I'm a grizzled old D&D player from 1st Ed. My son is amazed at my tactics, my trickery, and my ability to put him in difficult DM judgment situations. >:-) For example flying my familiar owl through the Cragmaw Hideout to see where all the guards were hiding really ticked him off.
P.S. (How do you create links in your post to spells and stuff in your post? Adding a URL or something else?)
You can't prepare spells from someone else's spellbook because 1) you haven't practiced the spell and 2) it's not written in a form you understand. Each wizard has their own notation for describing spells, so until you figure out what the pages in Albrek's spellbook mean, practice the spell until you get it right, and write down what you learned in your own notation, you can't prepare the spell. The material components you use up figuring out and practicing the spell factor into the cost of adding spells to your spellbook.

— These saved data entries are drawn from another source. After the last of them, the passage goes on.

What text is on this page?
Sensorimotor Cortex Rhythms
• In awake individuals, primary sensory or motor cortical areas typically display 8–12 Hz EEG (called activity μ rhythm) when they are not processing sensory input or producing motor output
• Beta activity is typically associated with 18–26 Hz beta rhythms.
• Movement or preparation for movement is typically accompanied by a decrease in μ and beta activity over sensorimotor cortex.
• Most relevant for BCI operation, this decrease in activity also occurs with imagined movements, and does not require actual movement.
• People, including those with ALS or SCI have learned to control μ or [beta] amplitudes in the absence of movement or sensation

I always found the 5e restriction on reading another wizard's spellbook to be weird and instead follow earlier editions which allow a wizard to figure out the notations in captured spellbooks and prepare spells from them directly.
The cost is not just the ink, but the cost of basic materials to experiment and learn the spell. Just because I can read it, doesn't mean I know it. You can look at the spellbook as the same as little limericks you learn in grade school. "Please excuse my dear aunt sally" for Parenthesis, Exponents, Multiplication, Division, Addition, Subtraction or remembering the directions on a compass as clockwise "Never eat shredded wheat" for North East South West, or a personal favorite "Lefty Loosey, Righty Tighty." These are all different ways to learn universal truths. Your spell book is the "Left Loosey, Righty Tighty" of spells to help you memorize it faster. Someone else might learn "Clockwise down, Counter clockwise up" and it takes time to translate their shorthand to yours for the sake of RAPID memorization.
You cannot learn complicated formulas overnight if those formulas are not shorthanded in the way you learn spells.